Помрачневший Николай опять посмотрел на советника. Тот с непроницаемым видом кивнул. Да, всё верно.

— И третье, Ваше Императорское Величество. Могу ли я излечить кровоточивую болезнь. Отвечу прямо. В мировом масштабе, то есть ликвидировать болезнь на всей земле — нет, не могу. Могу ли я излечить одного человека? Да, могу.

Николай просветлел. А советник, напротив, состроил презрительную мину.

— Каким же образом, милостивый государь, вы можете излечить одного человека? — спросил он.

— Вопрос стоит — могу или нет. А как — это уже другой вопрос, ответ на который предполагает обоюдное знание таких сторон человеческого бытия, которые пока за гранью обыденных представлений. Вкратце отвечу — если, конечно, Его Император…

— Государь, — перебил меня Николай. — Да, ответьте, пожалуйста, только простыми словами.

— Хорошо, Государь. Организм страдающего кровоточивой болезнью не вырабатывает фактор, способствующий своевременной свертываемости крови. Это наследственное. Я привношу элемент, который исправляет эту оплошность организма. Исправленный организм сам вырабатывает этот фактор. В итоге — любой ушиб, порез или иная травма протекают обыкновенно, как у всякого смертного. Человек здоров. Может ползать, бегать, прыгать, то есть жить так, как захочет. И да, это навсегда. То есть до смерти.

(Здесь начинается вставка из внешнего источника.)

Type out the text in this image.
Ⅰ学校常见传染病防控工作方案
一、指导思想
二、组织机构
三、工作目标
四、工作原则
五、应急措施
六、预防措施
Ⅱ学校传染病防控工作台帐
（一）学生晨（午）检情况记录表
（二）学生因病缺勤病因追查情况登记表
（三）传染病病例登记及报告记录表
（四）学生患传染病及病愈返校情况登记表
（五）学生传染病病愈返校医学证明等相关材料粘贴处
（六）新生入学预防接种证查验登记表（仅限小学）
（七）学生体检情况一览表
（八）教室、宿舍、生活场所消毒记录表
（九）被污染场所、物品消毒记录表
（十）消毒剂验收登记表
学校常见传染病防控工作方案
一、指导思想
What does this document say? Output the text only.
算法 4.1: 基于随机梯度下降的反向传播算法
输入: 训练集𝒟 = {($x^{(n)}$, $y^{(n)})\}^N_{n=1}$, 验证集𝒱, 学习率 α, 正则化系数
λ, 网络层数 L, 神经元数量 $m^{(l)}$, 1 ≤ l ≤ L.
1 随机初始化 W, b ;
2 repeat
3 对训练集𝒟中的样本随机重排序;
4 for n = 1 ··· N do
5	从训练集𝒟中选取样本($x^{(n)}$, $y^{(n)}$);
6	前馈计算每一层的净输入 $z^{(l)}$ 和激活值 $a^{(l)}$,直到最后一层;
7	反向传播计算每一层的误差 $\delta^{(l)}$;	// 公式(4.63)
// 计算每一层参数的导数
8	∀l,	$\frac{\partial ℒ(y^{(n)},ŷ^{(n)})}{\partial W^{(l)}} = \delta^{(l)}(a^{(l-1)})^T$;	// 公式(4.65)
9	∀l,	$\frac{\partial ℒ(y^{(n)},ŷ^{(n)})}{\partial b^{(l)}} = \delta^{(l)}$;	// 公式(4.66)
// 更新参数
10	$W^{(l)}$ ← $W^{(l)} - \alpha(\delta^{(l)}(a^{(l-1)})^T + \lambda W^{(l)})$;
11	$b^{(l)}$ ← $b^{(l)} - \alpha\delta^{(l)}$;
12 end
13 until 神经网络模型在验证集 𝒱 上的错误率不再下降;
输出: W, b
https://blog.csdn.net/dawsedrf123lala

— До смерти? — спросил Николай.

— Люди смертны, Государь. Иногда внезапно смертны. Взрыв бомбы или крушение поезда — тут медицина точно бессильна. Но в отсутствии подобных эксцессов человек доживет до самых-самых преклонных лет в добром здравии и ясном сознании. Я обещаю.

— Да кто вы такой, чтобы обещать? — возмутился конфидент.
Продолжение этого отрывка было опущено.